Je vous disais tout à l’heure qu’il ne faut pas nous tromper de guerre. « Les chrétiens sont dans le monde, mais ils ne sont pas du monde », dit l’auteur de la fameuse lettre à Diognète. Certes pas du monde, mais dans le monde tout de même. Les chrétiens ont le devoir d’animer chrétiennement l’ordre temporel, comme le rappelait souvent Benoît XVI. Quand nous demandons dans le « Notre Père » : « que votre règne vienne », nous appelons certes de nos vœux le dernier avènement du Christ, celui de la fin des temps, mais nous souhaitons aussi l’imprégnation du monde par l’esprit de l’évangile.

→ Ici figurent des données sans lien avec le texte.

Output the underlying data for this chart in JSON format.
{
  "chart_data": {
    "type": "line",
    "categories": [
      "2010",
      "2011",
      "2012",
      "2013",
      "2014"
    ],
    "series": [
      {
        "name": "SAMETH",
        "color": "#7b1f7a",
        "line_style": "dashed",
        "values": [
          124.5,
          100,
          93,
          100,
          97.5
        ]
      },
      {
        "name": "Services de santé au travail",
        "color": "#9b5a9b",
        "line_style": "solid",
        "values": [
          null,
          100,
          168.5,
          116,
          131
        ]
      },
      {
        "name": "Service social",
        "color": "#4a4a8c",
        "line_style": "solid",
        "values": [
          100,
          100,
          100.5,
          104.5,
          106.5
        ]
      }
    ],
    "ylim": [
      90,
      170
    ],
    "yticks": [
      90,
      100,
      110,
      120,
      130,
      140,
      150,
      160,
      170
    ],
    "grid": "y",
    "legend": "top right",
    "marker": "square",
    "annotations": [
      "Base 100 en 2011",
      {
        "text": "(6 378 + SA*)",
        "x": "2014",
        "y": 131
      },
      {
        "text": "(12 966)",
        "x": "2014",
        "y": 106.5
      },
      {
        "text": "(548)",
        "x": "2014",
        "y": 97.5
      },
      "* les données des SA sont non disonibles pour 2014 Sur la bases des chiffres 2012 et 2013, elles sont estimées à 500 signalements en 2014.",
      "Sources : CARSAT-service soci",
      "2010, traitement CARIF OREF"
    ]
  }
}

Tourner nos yeux vers Dieu ne doit donc pas non plus nous faire nous détourner de notre prochain ; seulement, il faut l’aimer avant tout à cause de l’amour de Dieu. C’est la définition de la charité : vertu qui nous fait aimer Dieu par-dessus tout et aimer le prochain pour l’amour de Dieu. Alors nous ne pouvons pas rester indifférent à la souffrance des hommes. Seulement, rappelons-nous que nous ne devons pas y être sensibles pour l’exaltation des puissances temporelles, quelles qu’elles soient, qui ne peut que nous conduire à l’idolâtrie en préférant des biens temporels périssables au bien éternel, mais soyons-y sensibles en chrétiens, pour le règne de Dieu et de sa paix, pour sa gloire et le salut des âmes uniquement.
Amen.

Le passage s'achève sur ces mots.